NUAK2, a member of the AMP-activated protein kinase (AMPK) family, plays diverse roles in cellular processes. It is involved in pathways such as TGF-β signaling, where it fine-tunes the output of this crucial signaling cascade that regulates various cellular functions from proliferation and apoptosis to differentiation and migration [1].

In IBD, conditional knockout of Gpr65 in CD4+ T cells was studied. Gpr65 promotes Th1 and Th17 cell differentiation and gut inflammation by downregulating NUAK2. Gpr65 deficiency promoted NUAK2 expression via the cAMP-PKA-C-Raf-ERK1/2-LKB1-mediated signalling pathway, and silencing of Nuak2 facilitated Th1 and Th17 cell differentiation, suggesting its role in modulating CD4+ T cell immune responses in IBD [2].

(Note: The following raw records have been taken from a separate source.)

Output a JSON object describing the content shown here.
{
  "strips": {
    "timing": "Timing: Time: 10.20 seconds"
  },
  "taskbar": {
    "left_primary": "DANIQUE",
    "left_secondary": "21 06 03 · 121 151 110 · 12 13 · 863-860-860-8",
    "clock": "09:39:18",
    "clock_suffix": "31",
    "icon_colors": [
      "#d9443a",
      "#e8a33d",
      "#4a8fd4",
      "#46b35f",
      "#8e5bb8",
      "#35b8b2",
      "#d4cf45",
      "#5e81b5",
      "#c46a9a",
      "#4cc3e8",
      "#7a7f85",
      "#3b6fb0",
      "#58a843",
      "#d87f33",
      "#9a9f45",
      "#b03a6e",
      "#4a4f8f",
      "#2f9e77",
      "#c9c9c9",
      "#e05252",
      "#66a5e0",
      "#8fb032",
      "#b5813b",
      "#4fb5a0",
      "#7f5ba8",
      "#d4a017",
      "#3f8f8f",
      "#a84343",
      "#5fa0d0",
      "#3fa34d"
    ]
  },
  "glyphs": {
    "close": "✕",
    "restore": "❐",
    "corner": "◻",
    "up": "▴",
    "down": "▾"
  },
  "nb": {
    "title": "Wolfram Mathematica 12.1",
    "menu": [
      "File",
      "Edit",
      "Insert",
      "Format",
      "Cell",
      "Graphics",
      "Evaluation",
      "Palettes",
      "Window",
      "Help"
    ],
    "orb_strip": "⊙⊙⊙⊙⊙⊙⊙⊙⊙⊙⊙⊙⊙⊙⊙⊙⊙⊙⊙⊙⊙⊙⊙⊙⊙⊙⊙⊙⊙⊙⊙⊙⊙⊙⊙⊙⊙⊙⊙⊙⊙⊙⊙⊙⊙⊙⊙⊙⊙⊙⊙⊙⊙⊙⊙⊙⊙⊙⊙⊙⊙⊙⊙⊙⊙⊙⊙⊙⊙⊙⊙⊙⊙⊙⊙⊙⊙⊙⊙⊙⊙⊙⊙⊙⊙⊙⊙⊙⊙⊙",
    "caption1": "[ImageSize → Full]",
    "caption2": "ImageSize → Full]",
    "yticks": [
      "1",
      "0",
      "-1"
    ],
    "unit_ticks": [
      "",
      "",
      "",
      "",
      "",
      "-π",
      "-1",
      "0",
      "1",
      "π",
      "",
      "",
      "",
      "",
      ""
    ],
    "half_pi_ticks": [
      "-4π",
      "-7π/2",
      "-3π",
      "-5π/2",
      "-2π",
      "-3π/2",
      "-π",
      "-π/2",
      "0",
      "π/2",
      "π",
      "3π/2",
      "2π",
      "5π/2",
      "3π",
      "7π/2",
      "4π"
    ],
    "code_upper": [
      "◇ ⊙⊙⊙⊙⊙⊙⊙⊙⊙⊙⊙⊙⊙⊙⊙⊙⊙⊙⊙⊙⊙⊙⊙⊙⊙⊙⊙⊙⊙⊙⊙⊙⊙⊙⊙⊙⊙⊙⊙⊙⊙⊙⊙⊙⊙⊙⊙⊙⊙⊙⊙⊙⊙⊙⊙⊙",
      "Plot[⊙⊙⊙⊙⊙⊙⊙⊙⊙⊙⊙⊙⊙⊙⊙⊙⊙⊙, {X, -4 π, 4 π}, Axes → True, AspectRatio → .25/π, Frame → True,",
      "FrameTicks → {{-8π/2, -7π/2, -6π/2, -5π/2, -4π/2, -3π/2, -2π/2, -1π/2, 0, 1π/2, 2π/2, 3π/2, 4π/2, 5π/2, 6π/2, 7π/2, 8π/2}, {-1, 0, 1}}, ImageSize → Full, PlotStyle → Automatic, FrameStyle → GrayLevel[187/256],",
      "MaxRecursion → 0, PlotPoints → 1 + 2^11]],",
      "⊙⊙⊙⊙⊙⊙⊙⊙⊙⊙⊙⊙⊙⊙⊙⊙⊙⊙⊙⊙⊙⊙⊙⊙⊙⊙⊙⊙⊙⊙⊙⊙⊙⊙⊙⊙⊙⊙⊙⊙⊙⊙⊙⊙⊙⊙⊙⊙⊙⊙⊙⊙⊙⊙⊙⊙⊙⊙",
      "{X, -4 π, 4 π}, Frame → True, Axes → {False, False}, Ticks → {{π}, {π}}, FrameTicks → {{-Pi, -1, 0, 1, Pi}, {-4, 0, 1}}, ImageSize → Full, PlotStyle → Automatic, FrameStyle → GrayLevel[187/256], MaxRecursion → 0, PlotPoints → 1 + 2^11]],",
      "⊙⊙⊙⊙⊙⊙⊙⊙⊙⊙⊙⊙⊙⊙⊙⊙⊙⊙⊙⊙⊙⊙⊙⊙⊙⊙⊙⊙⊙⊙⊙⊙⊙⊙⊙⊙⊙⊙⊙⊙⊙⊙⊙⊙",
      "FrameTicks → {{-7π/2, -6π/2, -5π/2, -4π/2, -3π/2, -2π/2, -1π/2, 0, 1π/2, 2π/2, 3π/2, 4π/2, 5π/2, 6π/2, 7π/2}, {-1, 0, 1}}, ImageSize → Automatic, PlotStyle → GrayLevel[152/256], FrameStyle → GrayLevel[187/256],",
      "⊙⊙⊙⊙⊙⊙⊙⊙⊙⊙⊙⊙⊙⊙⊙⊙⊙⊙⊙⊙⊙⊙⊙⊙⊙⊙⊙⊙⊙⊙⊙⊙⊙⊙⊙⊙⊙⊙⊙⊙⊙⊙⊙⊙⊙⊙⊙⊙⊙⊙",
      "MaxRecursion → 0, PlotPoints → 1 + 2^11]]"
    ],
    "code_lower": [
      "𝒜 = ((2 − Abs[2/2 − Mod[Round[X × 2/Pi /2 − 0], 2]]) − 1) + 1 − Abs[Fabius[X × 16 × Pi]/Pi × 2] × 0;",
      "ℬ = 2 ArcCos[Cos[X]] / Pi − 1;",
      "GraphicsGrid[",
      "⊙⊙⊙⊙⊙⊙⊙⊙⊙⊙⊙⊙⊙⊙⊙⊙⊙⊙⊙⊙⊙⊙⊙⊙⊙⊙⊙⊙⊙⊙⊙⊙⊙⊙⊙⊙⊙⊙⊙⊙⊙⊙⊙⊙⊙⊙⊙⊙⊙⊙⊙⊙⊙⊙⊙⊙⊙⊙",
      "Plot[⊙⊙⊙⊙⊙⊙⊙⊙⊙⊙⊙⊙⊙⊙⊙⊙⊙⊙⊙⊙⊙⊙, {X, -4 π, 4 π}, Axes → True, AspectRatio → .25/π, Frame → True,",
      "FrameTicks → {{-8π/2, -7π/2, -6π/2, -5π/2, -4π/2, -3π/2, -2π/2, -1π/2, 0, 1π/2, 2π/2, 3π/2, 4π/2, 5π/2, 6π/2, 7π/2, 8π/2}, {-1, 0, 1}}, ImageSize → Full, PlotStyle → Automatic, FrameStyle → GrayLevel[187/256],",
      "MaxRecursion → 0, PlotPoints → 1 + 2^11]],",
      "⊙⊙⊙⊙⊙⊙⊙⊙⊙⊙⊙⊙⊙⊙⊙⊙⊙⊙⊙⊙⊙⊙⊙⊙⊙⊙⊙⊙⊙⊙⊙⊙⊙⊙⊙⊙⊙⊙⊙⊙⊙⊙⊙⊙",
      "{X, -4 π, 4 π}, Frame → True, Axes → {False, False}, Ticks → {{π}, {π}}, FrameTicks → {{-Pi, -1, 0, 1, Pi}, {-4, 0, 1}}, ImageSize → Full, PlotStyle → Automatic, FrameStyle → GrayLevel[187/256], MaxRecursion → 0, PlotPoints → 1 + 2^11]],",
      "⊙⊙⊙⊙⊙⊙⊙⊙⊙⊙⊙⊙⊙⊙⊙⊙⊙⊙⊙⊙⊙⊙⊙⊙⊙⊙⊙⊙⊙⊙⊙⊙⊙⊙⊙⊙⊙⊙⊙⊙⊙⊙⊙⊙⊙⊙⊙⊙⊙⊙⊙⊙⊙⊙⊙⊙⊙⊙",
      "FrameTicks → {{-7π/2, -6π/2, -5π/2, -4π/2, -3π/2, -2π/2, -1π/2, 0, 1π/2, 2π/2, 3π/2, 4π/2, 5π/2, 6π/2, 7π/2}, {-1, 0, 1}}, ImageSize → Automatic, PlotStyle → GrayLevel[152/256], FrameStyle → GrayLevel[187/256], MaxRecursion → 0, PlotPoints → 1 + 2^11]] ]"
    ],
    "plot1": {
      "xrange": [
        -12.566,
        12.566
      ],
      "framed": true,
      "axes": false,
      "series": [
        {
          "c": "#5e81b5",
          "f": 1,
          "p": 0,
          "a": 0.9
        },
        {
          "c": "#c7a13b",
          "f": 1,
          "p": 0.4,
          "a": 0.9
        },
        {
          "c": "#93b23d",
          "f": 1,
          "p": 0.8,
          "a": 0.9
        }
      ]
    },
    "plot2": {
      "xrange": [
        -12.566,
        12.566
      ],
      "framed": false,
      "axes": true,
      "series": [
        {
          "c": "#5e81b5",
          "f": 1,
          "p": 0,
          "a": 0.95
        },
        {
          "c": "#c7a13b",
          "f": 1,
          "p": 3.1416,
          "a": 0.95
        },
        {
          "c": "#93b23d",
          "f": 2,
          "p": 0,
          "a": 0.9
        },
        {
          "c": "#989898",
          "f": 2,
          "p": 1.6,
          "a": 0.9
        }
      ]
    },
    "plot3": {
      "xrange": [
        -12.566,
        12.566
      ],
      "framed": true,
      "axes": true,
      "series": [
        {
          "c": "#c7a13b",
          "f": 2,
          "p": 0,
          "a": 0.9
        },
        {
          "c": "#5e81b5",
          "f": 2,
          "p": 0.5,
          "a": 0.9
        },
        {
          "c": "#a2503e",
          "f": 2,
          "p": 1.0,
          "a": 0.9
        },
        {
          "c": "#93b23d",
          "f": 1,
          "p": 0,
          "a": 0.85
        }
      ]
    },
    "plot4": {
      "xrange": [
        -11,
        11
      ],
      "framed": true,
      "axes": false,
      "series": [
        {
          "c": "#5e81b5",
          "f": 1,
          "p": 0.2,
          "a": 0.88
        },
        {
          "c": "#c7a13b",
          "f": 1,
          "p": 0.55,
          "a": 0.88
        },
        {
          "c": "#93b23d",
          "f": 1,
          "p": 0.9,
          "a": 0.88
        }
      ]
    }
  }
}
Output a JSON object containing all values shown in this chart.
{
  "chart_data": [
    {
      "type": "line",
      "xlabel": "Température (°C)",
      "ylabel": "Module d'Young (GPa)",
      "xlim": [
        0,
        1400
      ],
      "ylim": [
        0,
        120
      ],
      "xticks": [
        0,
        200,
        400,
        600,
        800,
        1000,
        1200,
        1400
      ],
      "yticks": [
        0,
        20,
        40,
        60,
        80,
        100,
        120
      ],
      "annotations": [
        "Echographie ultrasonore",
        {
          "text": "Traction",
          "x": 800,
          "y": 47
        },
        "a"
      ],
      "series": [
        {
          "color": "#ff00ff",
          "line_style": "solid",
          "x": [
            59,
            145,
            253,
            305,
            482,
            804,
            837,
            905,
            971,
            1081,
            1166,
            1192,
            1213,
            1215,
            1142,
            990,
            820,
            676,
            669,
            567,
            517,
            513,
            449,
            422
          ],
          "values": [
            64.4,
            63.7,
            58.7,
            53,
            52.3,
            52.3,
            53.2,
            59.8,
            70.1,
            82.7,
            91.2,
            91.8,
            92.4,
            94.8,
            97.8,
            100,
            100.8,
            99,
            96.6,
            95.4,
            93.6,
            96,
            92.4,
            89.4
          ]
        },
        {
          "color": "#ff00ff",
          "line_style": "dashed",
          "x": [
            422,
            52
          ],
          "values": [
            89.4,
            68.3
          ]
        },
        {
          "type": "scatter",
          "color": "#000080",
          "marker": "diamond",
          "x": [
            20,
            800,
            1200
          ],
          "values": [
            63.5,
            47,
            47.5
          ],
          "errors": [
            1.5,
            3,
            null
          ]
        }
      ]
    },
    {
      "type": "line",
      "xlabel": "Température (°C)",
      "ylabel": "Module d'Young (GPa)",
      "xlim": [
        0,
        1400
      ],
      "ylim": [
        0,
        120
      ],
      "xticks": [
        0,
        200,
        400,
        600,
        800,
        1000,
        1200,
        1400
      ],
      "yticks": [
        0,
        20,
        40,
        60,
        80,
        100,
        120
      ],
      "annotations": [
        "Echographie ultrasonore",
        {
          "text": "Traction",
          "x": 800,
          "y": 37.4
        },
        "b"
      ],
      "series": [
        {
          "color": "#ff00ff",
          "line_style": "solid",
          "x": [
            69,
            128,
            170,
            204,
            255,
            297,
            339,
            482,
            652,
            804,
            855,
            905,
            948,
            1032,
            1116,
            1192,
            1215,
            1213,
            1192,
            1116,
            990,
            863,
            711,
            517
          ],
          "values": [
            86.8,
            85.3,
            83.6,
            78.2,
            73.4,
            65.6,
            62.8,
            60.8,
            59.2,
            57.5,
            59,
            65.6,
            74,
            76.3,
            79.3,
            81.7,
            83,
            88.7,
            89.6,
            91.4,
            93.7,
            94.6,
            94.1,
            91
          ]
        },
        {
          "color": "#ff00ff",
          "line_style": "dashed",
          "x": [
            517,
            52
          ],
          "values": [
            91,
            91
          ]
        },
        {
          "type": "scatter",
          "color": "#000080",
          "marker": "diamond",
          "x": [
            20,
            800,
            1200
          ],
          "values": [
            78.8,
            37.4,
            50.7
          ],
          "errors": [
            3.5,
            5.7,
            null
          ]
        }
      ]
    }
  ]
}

In pancreatic cancer, inhibiting NUAK2 impeded cell proliferation, migration, invasion, and triggered apoptosis. NF-κB transcriptionally regulated NUAK2, and NUAK2 knockdown reduced p-SMAD2/3 and SMAD2/3 levels, affecting nuclear translocation of SMAD4. NUAK2 knockdown also heightened the sensitivity of pancreatic cancer cells to gemcitabine [3].

In peripheral nerve injury, NUAK2 was upregulated following distal sciatic nerve crush. NUAK2-deficient Schwann cells showed reduced expression of Yes-associated protein (YAP), and NUAK2 was speculated to be involved in Schwann cell proliferation and migration via YAP-driven processes [4].

In conclusion, NUAK2 is involved in multiple biological processes and diseases. Its study in gene knockout or conditional knockout models, such as in IBD, pancreatic cancer, and peripheral nerve injury, has revealed its importance in immune response regulation, cancer progression, and nerve regeneration, respectively. These findings provide insights into potential therapeutic strategies targeting NUAK2 in related diseases.